HMO advocates claim to be in favor of "empowering the consumer" with information. If Minnesota's consumers and voters are ever going to be able to evaluate the Minnesota experiment in HMO management of the health care system, they will need to know where their health care dollar is going and why HMO overhead appears to be so high. But consumers will never have that information if the HMOs do not report more precisely. MPPA is particularly concerned about the HMO expenditure data now reported under the rubrics "administration and taxes" and "other professional services." Together, these categories accounted for 29% of all HMO spending. We believe Minnesotans should know how much of this 29% was accounted for with expenditures on: advertising, lobbying Congress and our state legislature, HMO utilization reviewers who quarrel with doctors, claims processors, and other "services" that do not constitute health care. The single most important reform the DOH could make would be to require HMOs to extract from the "other professional services" category, and report separately, all true health care services. Utilization review, administrative nurses, janitorial services and other services that do not qualify as health care services could either be reported in a new category (for example, "other health care support services") or could be folded into the administration category.

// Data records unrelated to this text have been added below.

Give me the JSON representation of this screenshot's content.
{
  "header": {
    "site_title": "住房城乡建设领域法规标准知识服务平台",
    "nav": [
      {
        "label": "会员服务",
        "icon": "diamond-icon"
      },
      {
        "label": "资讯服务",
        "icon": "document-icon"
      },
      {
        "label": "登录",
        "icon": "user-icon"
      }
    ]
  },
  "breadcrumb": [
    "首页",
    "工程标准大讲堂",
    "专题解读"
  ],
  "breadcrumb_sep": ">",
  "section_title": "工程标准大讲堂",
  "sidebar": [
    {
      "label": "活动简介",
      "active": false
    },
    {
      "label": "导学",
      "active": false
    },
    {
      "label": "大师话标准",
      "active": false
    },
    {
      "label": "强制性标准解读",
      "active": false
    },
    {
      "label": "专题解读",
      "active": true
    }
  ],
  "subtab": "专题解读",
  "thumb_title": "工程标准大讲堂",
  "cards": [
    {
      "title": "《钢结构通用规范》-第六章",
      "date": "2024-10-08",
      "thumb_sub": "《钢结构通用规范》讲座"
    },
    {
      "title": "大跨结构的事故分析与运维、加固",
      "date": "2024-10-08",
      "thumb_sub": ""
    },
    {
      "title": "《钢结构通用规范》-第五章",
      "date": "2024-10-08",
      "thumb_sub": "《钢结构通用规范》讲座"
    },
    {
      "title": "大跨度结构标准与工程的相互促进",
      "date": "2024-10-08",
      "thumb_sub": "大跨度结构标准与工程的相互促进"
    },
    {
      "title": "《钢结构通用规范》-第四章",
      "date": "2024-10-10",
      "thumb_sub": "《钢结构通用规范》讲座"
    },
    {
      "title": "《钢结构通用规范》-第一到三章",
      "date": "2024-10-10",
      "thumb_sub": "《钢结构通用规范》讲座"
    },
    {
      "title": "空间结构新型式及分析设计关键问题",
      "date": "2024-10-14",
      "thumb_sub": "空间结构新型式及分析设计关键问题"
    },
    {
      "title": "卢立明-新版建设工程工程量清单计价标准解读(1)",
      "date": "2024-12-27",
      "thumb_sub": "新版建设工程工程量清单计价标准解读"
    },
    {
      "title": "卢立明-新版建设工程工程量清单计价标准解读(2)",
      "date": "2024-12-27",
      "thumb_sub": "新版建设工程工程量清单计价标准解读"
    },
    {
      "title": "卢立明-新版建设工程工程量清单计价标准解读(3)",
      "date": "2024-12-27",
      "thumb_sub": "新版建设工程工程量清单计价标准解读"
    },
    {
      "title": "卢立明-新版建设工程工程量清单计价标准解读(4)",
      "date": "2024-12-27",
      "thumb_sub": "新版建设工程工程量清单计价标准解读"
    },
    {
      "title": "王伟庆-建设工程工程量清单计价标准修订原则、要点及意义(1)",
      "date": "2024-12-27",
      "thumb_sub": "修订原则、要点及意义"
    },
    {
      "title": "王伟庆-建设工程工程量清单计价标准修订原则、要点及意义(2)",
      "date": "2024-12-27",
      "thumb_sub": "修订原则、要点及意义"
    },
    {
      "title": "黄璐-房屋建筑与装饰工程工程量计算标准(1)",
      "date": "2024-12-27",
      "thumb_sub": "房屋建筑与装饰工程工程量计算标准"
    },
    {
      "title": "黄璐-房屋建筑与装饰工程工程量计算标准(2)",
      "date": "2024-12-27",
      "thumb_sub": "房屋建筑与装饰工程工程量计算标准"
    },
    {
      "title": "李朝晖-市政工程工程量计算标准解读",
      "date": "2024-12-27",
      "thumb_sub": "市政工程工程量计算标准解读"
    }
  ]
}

MPPA recognizes that some administrative spending is inevitable in any form of health care system. Minnesotans who pay health care premiums cannot possibly evaluate whether existing levels of administrative spending are too much or too little when information on this question is so inadequate.

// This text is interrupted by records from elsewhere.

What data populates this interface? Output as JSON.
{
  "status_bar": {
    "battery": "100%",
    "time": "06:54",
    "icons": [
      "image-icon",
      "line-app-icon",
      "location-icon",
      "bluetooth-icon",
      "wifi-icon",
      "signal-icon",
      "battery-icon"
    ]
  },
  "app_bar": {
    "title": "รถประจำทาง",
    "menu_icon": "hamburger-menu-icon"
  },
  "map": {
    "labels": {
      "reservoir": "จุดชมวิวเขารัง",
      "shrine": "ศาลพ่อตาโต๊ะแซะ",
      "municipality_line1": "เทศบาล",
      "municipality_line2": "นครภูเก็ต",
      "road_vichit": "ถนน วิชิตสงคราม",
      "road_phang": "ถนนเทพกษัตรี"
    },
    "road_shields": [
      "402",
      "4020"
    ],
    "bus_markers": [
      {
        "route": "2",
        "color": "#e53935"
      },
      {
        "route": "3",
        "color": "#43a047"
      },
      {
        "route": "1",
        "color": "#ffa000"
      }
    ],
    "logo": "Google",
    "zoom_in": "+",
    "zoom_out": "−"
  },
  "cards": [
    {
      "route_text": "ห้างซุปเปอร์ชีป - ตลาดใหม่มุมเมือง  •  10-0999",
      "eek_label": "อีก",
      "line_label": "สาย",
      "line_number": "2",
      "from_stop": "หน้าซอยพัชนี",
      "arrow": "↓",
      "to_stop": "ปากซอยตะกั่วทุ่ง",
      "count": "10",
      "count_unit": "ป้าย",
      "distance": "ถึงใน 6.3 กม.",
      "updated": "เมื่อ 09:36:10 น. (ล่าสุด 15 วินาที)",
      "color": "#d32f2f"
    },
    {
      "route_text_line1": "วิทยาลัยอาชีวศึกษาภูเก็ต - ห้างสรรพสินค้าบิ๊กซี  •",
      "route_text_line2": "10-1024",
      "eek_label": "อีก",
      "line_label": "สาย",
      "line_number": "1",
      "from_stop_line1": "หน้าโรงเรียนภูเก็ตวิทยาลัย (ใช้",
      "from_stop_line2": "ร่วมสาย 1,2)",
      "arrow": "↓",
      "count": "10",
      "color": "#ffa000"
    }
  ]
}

This study required over 200 hours of research by MPPA including by our volunteer researcher, a retired CPA, a former chairman of the Minnesota State Board of Accounting and president of the Minnesota Society of CPA's. The question of how Minnesota HMOs spend our health care dollar is one of the most important questions one could ask about Minnesota's health care system. It is not enough to know that HMOs are reducing health care utilization rates. Until we know whether HMO administrative costs have declined or have at least not increased, we cannot say with any confidence that we are making headway against health care inflation.

Minnesotans should not have to rely on HMO officials for information on how much of our health care dollar is going to HMO overhead. Nor should Minnesotans have to rely on our volunteer efforts. Accurate annual reports on where HMOs spend our money should be the responsibility of the HMO's and a state agency. MPPA calls on Governor Arne Carlson and the Attorney General's office to develop a plan by which the Department of Commerce or some other state agency will issue accurate reports annually on HMO administrative spending. This annual report should be based upon an audit of the financial records of all of the enterprises affiliated with the non-profit HMOs.

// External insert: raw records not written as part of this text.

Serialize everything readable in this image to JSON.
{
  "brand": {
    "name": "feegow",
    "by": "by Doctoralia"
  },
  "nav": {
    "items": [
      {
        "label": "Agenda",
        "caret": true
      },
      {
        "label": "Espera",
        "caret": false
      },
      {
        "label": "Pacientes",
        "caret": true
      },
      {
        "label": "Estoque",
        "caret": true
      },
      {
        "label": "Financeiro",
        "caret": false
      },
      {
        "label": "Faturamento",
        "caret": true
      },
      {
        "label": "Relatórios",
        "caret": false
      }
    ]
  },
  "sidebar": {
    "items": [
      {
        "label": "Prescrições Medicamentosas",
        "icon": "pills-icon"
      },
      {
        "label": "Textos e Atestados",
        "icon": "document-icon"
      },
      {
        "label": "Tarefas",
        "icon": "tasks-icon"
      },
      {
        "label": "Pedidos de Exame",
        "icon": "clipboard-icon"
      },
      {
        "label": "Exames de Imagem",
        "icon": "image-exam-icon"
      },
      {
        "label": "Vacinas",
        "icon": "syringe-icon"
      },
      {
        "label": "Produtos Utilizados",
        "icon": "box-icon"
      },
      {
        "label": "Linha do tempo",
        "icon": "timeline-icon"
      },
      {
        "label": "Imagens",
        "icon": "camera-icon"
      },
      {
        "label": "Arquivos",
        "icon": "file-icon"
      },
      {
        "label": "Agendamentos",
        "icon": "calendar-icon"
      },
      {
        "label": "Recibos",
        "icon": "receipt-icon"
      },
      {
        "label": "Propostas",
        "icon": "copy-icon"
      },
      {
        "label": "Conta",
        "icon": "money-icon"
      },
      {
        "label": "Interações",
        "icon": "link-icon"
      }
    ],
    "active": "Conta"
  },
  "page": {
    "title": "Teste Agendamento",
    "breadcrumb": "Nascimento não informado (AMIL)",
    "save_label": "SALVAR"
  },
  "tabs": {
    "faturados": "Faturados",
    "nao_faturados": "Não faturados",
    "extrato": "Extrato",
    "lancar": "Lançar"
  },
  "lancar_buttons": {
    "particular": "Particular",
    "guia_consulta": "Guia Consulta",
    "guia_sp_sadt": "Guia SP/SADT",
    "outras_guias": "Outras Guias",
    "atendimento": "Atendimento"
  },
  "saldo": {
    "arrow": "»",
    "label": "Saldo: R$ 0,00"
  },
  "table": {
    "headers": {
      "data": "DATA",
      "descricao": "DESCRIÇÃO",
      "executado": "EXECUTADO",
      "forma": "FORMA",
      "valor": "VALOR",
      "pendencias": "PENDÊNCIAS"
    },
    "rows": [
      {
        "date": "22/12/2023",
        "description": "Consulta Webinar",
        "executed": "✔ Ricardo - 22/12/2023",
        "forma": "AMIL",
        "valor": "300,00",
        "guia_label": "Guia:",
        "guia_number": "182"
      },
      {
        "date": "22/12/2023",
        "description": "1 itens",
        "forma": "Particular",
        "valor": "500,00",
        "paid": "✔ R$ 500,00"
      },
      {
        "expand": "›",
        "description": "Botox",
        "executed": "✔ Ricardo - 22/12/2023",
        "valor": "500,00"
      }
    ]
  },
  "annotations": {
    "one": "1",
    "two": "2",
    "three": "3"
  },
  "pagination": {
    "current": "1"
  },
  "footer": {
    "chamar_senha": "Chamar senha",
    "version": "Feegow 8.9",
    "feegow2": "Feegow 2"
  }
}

We call on Minnesota's HMOs to open the books of their non-profit companies and of their affiliates and explain to Minnesotans where their health care dollars are really spent. We call on them to detail their relationships with for-profit vendors and subsidiaries. We call on them to explain the rationale by which so many millions of health care dollars are spent on care management and administration rather than on true health care. Minnesotans deserve a health care system that spends its health care dollars directly on true health care.